Robin Williams est mort le 11 août 2014 à l’âge de 63 ans, par suicide par pendaison dans sa maison de Paradise Cay, en Californie.

Ce qui s’est passé

  • Il a été retrouvé inanimé chez lui, avec un dispositif de pendaison, et le médecin légiste a conclu à un décès par asphyxie due à la pendaison (suicide).
  • Les rapports d’autopsie ont confirmé l’absence de drogue illégale ou de surdose volontaire ; seuls de la caféine et des médicaments prescrits (antidépresseurs, traitement type Parkinson) étaient présents à des doses thérapeutiques.

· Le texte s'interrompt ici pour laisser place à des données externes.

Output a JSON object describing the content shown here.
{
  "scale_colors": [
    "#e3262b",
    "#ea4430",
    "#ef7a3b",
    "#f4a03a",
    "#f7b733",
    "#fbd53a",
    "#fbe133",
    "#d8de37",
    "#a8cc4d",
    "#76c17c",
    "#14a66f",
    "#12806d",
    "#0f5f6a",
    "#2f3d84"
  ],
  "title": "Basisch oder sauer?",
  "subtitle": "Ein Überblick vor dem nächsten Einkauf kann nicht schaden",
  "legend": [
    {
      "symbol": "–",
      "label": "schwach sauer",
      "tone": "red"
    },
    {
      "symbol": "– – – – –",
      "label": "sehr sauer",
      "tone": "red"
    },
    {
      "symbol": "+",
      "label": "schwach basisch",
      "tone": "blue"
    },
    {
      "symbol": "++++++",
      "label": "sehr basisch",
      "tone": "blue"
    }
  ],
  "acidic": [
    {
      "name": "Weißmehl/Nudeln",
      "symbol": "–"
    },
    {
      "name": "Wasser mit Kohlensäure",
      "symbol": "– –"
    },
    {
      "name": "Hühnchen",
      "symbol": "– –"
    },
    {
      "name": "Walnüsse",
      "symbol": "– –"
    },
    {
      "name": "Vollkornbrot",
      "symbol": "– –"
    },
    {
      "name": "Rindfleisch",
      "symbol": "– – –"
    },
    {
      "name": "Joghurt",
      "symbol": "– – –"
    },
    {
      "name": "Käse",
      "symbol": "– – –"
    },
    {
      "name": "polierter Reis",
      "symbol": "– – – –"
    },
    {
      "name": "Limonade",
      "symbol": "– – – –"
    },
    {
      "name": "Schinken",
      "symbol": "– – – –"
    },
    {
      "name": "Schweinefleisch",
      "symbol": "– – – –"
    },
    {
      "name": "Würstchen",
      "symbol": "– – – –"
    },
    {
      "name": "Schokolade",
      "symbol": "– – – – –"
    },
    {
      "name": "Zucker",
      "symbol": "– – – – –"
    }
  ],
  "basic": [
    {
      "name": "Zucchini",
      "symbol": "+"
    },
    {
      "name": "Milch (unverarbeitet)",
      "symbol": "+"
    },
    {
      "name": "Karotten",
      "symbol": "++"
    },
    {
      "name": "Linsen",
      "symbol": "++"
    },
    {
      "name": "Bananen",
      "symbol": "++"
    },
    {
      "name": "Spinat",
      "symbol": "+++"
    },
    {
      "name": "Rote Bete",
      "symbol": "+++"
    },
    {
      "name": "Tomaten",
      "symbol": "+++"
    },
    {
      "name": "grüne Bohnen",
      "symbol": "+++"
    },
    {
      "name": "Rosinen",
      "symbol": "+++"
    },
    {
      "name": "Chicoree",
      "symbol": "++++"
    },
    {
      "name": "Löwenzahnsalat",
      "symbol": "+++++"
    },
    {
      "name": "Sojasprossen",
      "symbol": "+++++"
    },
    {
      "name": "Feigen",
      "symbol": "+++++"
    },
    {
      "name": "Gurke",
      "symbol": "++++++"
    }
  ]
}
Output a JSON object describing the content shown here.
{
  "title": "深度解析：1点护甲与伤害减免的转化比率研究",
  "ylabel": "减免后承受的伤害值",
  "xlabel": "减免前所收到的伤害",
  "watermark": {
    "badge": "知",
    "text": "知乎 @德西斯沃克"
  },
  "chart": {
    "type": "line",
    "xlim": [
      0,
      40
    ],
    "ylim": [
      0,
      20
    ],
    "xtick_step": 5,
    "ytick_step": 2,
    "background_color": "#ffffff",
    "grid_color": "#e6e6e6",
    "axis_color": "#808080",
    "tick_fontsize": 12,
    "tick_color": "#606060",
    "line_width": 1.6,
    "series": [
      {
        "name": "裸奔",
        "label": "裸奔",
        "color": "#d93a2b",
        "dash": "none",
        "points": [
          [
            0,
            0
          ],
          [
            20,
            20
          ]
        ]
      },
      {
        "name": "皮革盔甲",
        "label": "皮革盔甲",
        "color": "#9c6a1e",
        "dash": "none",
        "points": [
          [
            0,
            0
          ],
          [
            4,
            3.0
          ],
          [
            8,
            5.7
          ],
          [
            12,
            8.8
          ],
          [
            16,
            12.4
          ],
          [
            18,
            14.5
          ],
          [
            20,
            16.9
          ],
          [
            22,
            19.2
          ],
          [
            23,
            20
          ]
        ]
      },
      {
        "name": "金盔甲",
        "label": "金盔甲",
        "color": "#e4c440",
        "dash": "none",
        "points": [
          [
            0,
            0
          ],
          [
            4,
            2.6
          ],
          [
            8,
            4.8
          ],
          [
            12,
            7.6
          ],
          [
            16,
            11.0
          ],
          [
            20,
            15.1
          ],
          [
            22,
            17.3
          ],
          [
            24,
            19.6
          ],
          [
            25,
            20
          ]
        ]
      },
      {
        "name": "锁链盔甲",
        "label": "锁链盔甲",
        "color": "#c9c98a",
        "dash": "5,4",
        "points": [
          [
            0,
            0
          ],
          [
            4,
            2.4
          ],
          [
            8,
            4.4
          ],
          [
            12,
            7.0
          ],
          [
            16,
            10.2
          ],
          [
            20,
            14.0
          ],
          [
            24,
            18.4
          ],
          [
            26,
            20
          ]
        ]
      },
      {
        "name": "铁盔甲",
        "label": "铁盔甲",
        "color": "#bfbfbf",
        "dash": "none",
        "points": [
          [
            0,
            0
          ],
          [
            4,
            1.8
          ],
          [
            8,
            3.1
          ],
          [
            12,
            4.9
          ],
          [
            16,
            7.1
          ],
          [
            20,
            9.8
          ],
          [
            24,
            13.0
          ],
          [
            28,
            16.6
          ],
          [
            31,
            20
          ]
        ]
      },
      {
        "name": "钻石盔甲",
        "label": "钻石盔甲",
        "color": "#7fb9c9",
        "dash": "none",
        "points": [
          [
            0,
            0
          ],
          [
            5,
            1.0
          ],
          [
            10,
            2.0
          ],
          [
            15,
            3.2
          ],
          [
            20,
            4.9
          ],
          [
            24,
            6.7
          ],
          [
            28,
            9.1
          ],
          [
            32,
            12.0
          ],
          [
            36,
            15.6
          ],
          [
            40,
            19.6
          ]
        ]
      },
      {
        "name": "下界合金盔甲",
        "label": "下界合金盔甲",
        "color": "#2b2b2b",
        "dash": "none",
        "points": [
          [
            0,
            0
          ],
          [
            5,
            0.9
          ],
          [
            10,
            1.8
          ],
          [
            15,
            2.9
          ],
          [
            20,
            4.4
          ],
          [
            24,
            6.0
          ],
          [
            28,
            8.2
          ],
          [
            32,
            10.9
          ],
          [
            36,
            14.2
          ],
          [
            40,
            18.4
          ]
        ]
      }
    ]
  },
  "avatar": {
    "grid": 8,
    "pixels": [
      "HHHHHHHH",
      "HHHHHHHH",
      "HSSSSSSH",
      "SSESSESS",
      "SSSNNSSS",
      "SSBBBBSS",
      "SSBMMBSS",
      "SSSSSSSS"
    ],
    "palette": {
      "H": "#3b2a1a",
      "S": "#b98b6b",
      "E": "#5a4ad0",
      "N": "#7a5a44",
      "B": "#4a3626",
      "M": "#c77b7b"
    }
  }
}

Son état de santé avant sa mort

  • Quelques mois avant sa mort, on lui avait annoncé un diagnostic de maladie de Parkinson, car il présentait des tremblements, une posture voûtée, des troubles du sommeil, de l’anxiété et des difficultés cognitives.
  • Après sa mort, l’autopsie a révélé qu’il souffrait en réalité d’une démence à corps de Lewy (Lewy body dementia), une maladie neurodégénérative sévère qui peut provoquer hallucinations, paranoïa, confusion, variations d’humeur et dégradation rapide des capacités mentales.

Le rôle de la démence à corps de Lewy

  • Sa veuve a expliqué que ce n’était pas “seulement la dépression” qui l’avait tué, mais l’effet dévastateur de cette maladie sur son cerveau, qu’elle a décrit comme une forme de “guerre chimique” intérieure.
  • Les spécialistes qui ont examiné son cas ont évoqué une forme particulièrement avancée de démence à corps de Lewy, susceptible d’expliquer la combinaison de symptômes physiques, émotionnels et cognitifs observés dans ses derniers mois.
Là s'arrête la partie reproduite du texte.